Star Diamond Revives Fort a la Corne Plan
November 09, 25
(IDEX Online) - Junior miner Star Diamond has secured funding to revive plans for a possible mining operation in the Canadian province of Saskatchewan.
Diamonds were first discovered, at the Fort a la Corne provincial forest, a remote area northeast of the city of Saskatoon, in 1989.
Plans to develop the site have repeatedly stalled, notably in 2019 when a partnership with Rio Tinto collapsed.

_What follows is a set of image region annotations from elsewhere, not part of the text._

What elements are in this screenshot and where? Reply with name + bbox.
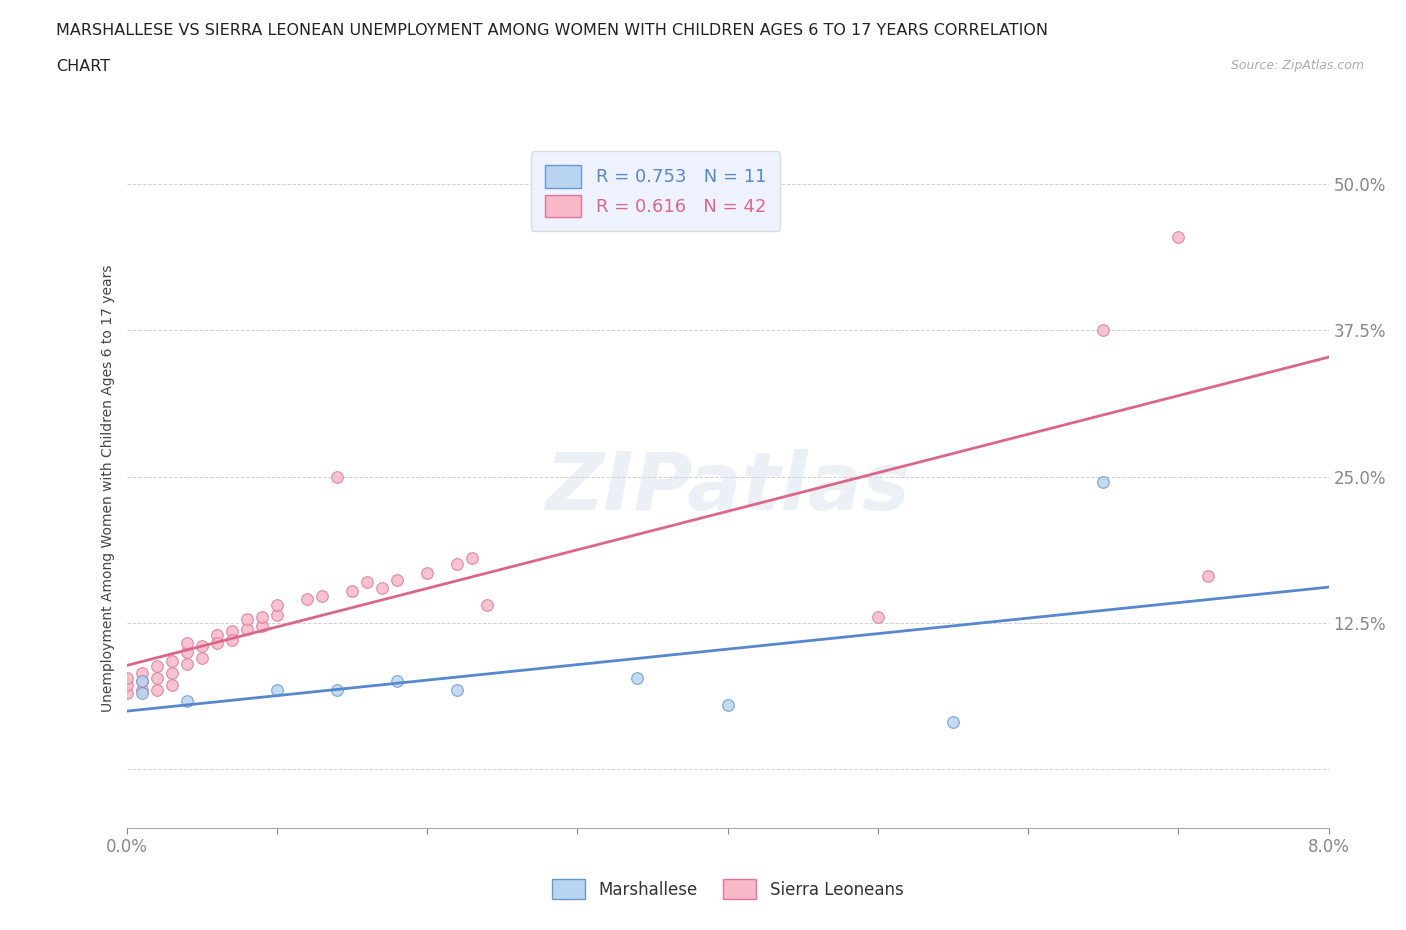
Point bbox=[1092, 475, 1115, 490]
Point bbox=[115, 677, 138, 692]
Point bbox=[326, 469, 349, 484]
Point bbox=[131, 674, 153, 689]
Point bbox=[131, 685, 153, 700]
Point bbox=[145, 671, 167, 685]
Point bbox=[626, 671, 648, 685]
Point bbox=[131, 666, 153, 681]
Point bbox=[266, 598, 288, 613]
Point bbox=[205, 635, 228, 650]
Text: MARSHALLESE VS SIERRA LEONEAN UNEMPLOYMENT AMONG WOMEN WITH CHILDREN AGES 6 TO 1: MARSHALLESE VS SIERRA LEONEAN UNEMPLOYME… bbox=[56, 23, 1049, 38]
Point bbox=[221, 633, 243, 648]
Y-axis label: Unemployment Among Women with Children Ages 6 to 17 years: Unemployment Among Women with Children A… bbox=[101, 264, 115, 712]
Point bbox=[356, 575, 378, 590]
Text: ZIPatlas: ZIPatlas bbox=[546, 449, 910, 527]
Point bbox=[160, 654, 183, 669]
Point bbox=[716, 698, 740, 712]
Point bbox=[416, 565, 439, 580]
Point bbox=[250, 619, 273, 634]
Point bbox=[176, 644, 198, 659]
Point bbox=[866, 609, 889, 624]
Point bbox=[1197, 568, 1219, 583]
Text: CHART: CHART bbox=[56, 59, 110, 73]
Point bbox=[176, 635, 198, 650]
Point bbox=[205, 627, 228, 642]
Point bbox=[176, 694, 198, 709]
Point bbox=[385, 674, 408, 689]
Point bbox=[160, 666, 183, 681]
Point bbox=[461, 551, 484, 566]
Point bbox=[176, 657, 198, 671]
Point bbox=[446, 682, 468, 697]
Point bbox=[311, 589, 333, 604]
Point bbox=[115, 685, 138, 700]
Point bbox=[295, 592, 318, 607]
Point bbox=[266, 682, 288, 697]
Point bbox=[340, 584, 363, 599]
Point bbox=[190, 639, 212, 654]
Point bbox=[475, 598, 498, 613]
Point bbox=[235, 612, 259, 627]
Legend: Marshallese, Sierra Leoneans: Marshallese, Sierra Leoneans bbox=[544, 870, 911, 908]
Point bbox=[145, 682, 167, 697]
Point bbox=[326, 682, 349, 697]
Point bbox=[131, 682, 153, 697]
Point bbox=[221, 624, 243, 639]
Point bbox=[145, 658, 167, 673]
Point bbox=[371, 580, 394, 595]
Point bbox=[1092, 323, 1115, 338]
Point bbox=[131, 674, 153, 689]
Point bbox=[942, 715, 965, 730]
Point bbox=[266, 607, 288, 622]
Text: Source: ZipAtlas.com: Source: ZipAtlas.com bbox=[1230, 59, 1364, 72]
Point bbox=[446, 557, 468, 572]
Point bbox=[115, 671, 138, 685]
Point bbox=[385, 572, 408, 587]
Point bbox=[190, 651, 212, 666]
Point bbox=[1167, 229, 1189, 244]
Point bbox=[235, 621, 259, 636]
Point bbox=[160, 677, 183, 692]
Point bbox=[250, 609, 273, 624]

But Star Diamond has now attracted CAD 4m (USD 2.8m) from the Calgary-based exploration company Spirit Resources Inc. to update an historic feasibility study and, it hopes, to bring in long-term investment.

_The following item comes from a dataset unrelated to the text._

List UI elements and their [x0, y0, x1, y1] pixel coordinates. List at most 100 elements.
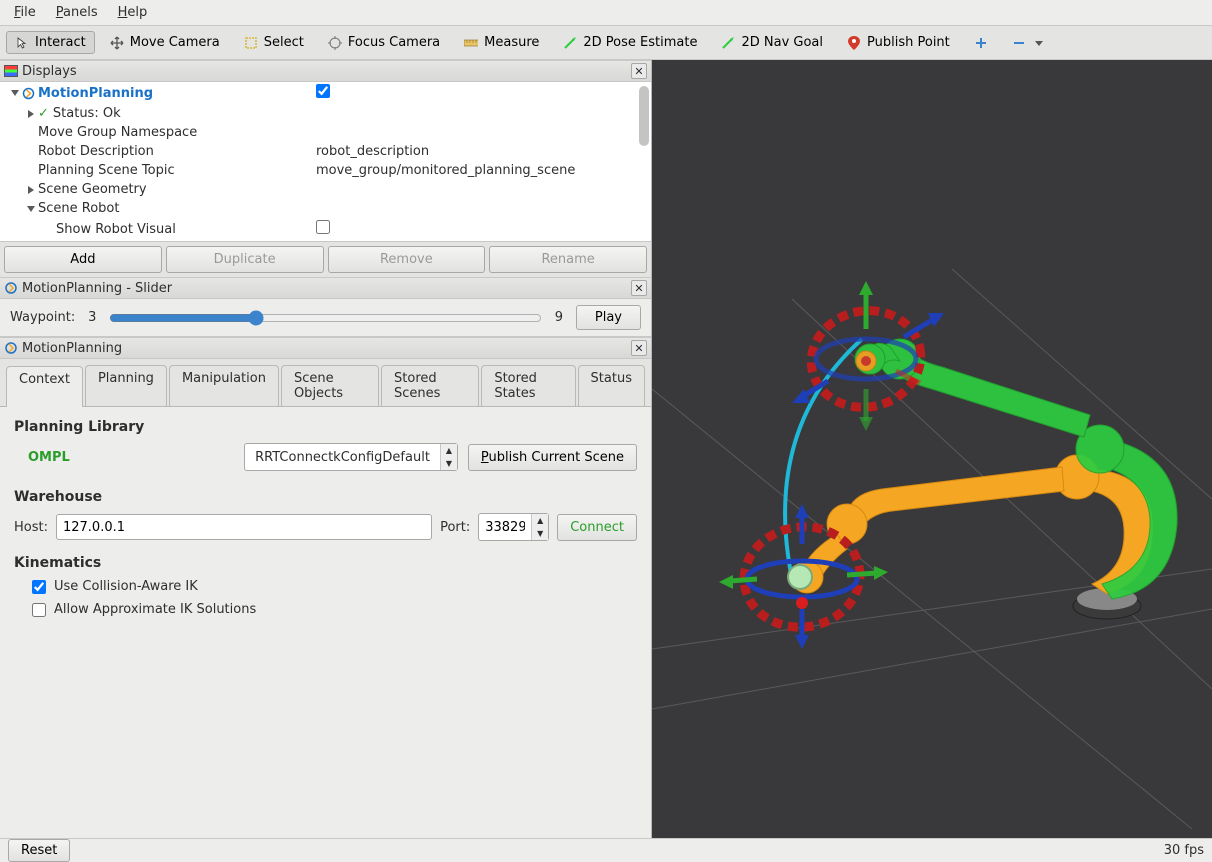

Mark Shimell, Star Diamond's vice-president of exploration, told the Saskatoon Star Phoenix newspaper that results of an assessment carried out in 2024 were more favorable than those of 2018.
In indicates an increase of approximately 37 per cent in the mineral resource estimate, he said - 36.9 million carats at one of several Fort a la Corne sites.
Star Diamond (known as Shore Gold until 2018) shifted focus to Fort a la Corne diamond exploration in the mid-1990s and has since conducted extensive exploration, mining infrastructure development, and bulk sampling at the site.
File pic shows earlier exploration at the Project Falcon site in the Fort a la Corne forest.